For temperatures to average below freezing through an entire month in Britain, as in February 1947, is a rare event. In two centuries there have been only about 20 such months. In 1963 there were two sub-zero months back to back. January 1963 was generally the coldest month in Britain since at least 1814; while to find a colder winter overall, you have to go back to 1740.

But the winters of 1947 and 1962-63 came nowhere near challenging Britain's record minimum temperature, which was set in 1895. The very cold and snowy winter of 1979 reached -24.6C, but it was 1981-82 that proved sensational.

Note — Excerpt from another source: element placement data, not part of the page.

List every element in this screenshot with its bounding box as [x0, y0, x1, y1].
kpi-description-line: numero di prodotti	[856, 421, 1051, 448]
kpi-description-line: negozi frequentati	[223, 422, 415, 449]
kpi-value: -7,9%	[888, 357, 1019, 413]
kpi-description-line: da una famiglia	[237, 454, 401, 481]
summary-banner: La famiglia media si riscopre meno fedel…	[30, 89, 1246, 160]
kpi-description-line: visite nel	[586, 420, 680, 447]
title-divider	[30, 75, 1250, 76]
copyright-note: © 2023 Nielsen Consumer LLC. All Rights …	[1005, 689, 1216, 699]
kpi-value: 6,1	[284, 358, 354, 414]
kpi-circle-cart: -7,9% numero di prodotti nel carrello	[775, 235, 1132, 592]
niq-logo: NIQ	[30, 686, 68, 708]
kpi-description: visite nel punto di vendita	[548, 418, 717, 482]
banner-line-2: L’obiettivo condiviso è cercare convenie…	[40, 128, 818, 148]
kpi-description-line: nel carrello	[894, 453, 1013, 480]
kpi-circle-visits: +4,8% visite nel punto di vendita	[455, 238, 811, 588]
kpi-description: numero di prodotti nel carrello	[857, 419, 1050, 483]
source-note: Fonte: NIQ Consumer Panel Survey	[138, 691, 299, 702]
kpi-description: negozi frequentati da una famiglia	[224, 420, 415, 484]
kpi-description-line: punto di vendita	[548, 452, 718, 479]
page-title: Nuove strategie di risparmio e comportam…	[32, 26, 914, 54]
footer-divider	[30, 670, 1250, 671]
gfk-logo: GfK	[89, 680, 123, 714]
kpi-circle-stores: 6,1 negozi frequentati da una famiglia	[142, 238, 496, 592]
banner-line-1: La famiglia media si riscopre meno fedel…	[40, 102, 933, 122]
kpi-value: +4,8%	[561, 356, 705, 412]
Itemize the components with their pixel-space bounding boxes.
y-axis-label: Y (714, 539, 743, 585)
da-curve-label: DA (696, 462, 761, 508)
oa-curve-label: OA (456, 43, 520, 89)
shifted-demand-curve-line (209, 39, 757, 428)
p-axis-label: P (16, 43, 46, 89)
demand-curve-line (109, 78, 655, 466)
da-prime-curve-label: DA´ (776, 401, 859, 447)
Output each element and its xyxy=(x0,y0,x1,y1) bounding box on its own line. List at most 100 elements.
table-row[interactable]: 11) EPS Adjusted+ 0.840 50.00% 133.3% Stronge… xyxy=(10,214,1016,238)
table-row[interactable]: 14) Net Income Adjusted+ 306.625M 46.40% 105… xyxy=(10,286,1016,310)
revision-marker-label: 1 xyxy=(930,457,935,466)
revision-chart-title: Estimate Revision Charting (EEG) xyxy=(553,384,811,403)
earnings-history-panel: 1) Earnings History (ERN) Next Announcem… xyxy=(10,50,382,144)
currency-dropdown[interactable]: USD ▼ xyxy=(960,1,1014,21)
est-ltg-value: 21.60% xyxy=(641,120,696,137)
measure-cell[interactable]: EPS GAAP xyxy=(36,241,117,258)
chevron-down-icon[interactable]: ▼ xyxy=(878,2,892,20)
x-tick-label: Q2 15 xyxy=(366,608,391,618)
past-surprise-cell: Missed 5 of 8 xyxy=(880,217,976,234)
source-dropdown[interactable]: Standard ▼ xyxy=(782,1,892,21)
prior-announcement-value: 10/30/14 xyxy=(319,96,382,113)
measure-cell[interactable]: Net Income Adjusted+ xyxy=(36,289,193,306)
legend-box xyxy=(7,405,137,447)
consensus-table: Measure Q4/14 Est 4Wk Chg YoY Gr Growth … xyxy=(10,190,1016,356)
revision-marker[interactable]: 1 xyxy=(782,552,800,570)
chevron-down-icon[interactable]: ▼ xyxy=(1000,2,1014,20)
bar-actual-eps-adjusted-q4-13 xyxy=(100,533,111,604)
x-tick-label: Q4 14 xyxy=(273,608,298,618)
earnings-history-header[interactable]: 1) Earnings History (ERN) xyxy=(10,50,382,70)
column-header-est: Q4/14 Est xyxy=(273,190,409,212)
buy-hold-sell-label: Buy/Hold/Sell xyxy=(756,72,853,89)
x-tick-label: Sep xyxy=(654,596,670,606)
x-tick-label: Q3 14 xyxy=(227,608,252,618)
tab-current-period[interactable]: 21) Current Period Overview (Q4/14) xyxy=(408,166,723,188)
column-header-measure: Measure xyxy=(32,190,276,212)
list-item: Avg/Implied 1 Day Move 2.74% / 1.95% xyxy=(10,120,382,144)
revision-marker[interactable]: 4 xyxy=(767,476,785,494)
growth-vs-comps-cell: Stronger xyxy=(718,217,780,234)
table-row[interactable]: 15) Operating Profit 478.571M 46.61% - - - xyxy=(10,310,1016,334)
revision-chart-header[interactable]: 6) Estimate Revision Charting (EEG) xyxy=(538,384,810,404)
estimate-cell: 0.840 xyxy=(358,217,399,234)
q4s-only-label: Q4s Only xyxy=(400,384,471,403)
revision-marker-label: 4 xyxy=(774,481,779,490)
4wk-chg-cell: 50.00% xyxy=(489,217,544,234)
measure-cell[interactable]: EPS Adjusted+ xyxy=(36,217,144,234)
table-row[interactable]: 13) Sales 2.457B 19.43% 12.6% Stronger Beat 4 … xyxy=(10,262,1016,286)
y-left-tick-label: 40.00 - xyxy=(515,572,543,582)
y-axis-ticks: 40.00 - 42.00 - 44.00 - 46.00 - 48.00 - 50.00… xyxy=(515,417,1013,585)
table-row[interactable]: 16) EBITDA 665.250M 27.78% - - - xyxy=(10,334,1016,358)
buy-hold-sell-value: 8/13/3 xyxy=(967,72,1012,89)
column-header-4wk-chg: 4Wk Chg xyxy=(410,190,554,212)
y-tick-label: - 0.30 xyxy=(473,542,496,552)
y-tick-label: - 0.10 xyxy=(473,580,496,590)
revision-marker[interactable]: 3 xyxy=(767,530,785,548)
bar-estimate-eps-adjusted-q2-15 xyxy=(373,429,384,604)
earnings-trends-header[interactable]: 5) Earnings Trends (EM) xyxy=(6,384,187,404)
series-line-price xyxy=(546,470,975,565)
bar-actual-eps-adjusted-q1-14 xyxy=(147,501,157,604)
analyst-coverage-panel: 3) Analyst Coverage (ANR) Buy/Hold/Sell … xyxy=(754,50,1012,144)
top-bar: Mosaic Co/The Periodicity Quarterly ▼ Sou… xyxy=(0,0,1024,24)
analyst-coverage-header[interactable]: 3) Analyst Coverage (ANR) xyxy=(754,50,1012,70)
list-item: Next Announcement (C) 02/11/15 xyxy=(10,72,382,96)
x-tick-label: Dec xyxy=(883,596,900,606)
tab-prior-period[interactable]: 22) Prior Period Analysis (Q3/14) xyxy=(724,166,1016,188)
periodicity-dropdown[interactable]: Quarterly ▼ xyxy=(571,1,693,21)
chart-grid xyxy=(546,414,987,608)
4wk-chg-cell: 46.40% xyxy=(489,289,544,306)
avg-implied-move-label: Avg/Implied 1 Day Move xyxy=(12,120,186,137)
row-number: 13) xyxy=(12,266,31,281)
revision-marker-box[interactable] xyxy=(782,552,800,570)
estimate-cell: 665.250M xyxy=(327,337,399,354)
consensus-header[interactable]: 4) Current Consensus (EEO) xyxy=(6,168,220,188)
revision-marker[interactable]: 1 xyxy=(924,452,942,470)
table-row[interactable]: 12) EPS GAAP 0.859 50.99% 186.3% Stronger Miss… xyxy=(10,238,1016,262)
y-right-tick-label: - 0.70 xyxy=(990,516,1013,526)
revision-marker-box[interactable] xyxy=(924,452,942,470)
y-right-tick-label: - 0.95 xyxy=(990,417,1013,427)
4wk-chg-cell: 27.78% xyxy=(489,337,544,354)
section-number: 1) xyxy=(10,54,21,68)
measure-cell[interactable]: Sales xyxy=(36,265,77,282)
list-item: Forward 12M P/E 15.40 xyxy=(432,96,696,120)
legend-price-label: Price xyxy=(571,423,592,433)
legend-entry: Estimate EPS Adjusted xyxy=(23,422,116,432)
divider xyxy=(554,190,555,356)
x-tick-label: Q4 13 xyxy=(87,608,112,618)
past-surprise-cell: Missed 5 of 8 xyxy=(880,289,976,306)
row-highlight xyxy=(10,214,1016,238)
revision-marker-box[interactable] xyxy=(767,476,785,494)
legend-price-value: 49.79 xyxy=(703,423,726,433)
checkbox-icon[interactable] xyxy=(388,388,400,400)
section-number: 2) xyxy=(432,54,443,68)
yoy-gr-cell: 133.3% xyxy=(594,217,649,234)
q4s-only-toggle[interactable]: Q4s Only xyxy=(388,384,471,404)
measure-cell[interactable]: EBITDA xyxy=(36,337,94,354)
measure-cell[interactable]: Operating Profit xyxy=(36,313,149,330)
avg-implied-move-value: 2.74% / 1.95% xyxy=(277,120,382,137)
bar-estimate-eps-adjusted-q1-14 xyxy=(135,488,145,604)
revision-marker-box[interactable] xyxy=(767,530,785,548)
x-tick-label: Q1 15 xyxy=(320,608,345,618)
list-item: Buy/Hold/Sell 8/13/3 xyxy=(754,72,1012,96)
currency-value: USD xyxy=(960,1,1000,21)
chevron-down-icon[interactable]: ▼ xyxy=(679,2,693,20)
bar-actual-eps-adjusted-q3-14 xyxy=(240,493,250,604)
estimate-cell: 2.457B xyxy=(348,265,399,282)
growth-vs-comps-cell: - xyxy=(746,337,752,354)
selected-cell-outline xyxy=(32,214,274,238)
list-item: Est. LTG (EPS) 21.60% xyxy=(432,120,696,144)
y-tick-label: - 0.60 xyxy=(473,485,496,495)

On 12 December 1981, at Shawbury in Shropshire, the mercury fell to -23C, setting a new record low temperature for England. The next night the temperature, falling from a daytime maximum of only -12C, dropped to -24.9C. Only a month later and after a milder interlude, Shropshire again recorded Arctic temperatures. Newport established a new English record of -26.1C.

It takes a special kind of place to set records for winter cold: a frost hollow. On certain nights, when conditions are favourable, temperatures are turned upside down. When deep snow insulates the ground and the night is calm and clear, the air loses heat faster than a house without loft insulation. Cold air, being heavy, sinks down the hillsides and collects in valleys and hollows where the cold intensifies. Britain's frostiest frost hollow is the Scottish village of Braemar.

More than 1,000 feet above sea level, Braemar lies deep in the valley of the river Dee in Grampian and collects cold air from the 4,000-foot mountains. In the winter of 1981-82 Braemar came into its own. Every night for a week the mercury dropped below -16C and on five nights below -20C. 0n 10 January the Highland village equalled its own long-standing British record set in 1895. The minimum temperature was - 27.2C. The maximum was only -19.1C.

If the prospect of bleak midwinter makes you shiver in anticipation, I can offer some cold comfort. As an island, Britain can never experience the real extremes of cold possible on this planet, not unless the surrounding seas freeze over. The remotest frost hollow is no more than a couple of hours' drive from the ocean storage heater.

As the winter months approach, we can only speculate on what still lies in store. October blanketed parts of Scotland with the earliest snow for half a century and November's temperatures have tumbled to January levels. And while it might be comforting to know that we are not in the deep-freeze premier league, Britain's winter cocktail of raw cold and biting winds, howling blizzards and overcast skies, freezing fog and stinging sleet is in a league of its own.

The author teaches geography at a school in Sheffield.